Choropleth map of college density in the U.S.
- 2014 TIGER/Line Shapefiles (machinereadable data files) / prepared by the U.S. Census Bureau, 2014 (https://www.census.gov/geo/maps-data/data/tiger.html)
- Integrated Postsecondary Education Data System (IPEDS), 2013 survey data (http://nces.ed.gov/ipeds/)
- gdal (and python bindings)
- maven
- spark
- numpy / pandas
To build the topojson using local calculation of the density metrics, run:
make all
The density metric calculation takes a little while (about 10 mins), and if we ever want to do a higher resolution map, it will be too much for one machine. So for this Makefile there is an option to run the density metric calculations on a remote Spark cluster hosted by Amazon Web Services.

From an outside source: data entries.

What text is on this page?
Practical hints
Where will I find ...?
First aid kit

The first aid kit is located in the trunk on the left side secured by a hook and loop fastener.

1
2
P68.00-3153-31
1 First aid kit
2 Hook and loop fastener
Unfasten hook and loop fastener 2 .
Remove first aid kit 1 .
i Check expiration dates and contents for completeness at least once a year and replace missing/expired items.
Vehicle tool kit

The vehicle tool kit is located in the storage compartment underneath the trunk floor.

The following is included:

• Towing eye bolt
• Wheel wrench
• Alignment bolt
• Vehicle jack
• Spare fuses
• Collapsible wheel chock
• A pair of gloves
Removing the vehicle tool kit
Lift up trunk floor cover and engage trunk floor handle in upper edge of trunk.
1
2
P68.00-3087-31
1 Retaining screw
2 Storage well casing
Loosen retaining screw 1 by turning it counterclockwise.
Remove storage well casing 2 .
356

To choose this option run:
make s3_bucket=<s3 bucket> all
The step in the Makefile that calculates the density metric will attempt to run a Spark job via the
Amazon Elastic Mapreduce service and store temporary results in s3_bucket
. Running this assumes that you
have a valid ~/.aws/credentials
file installed. The cost of this job should be ~$3.00.
The basic method for creating this visualization is:
- Generate a list of raster coordinates for spanning the continental united states
- For each coordinate, calculate a metric based on the pairwise distance to every institution listed in the IPEDs data set (see formula and inclusion criteria for institutions below)
- Reconstruct the CSV of metric values at each raster coordinate into a GeoTIFF file
- Zero out all pixels that fall outside the boundaries of the continental US
- Create polygons for all pixels above a certain metric cutoff, and combine into a topojson file with state boundaries.
We include all IPEDs institutions where the highest level of offering is at least a Bachelor's degree (HLOFFER >= 5 and UGOFFER == 1) and where the size of the institution is reported (INSTSIZE != null). This filters out 2860/7764 of the IPEDS institutions.
The formula for the college density is the sum of the inverse distance from that point to each institution, multiplied nu the INSTSIZE of that institution, which is a number between 1 and 5. This is not an idea variable for size, but the completeness of the other institutional size variables in the IPEDS dataset is surprisingly low, and seeing as this is just for visualization, it accomplishes the goal of weeding out false density from the super tiny schools.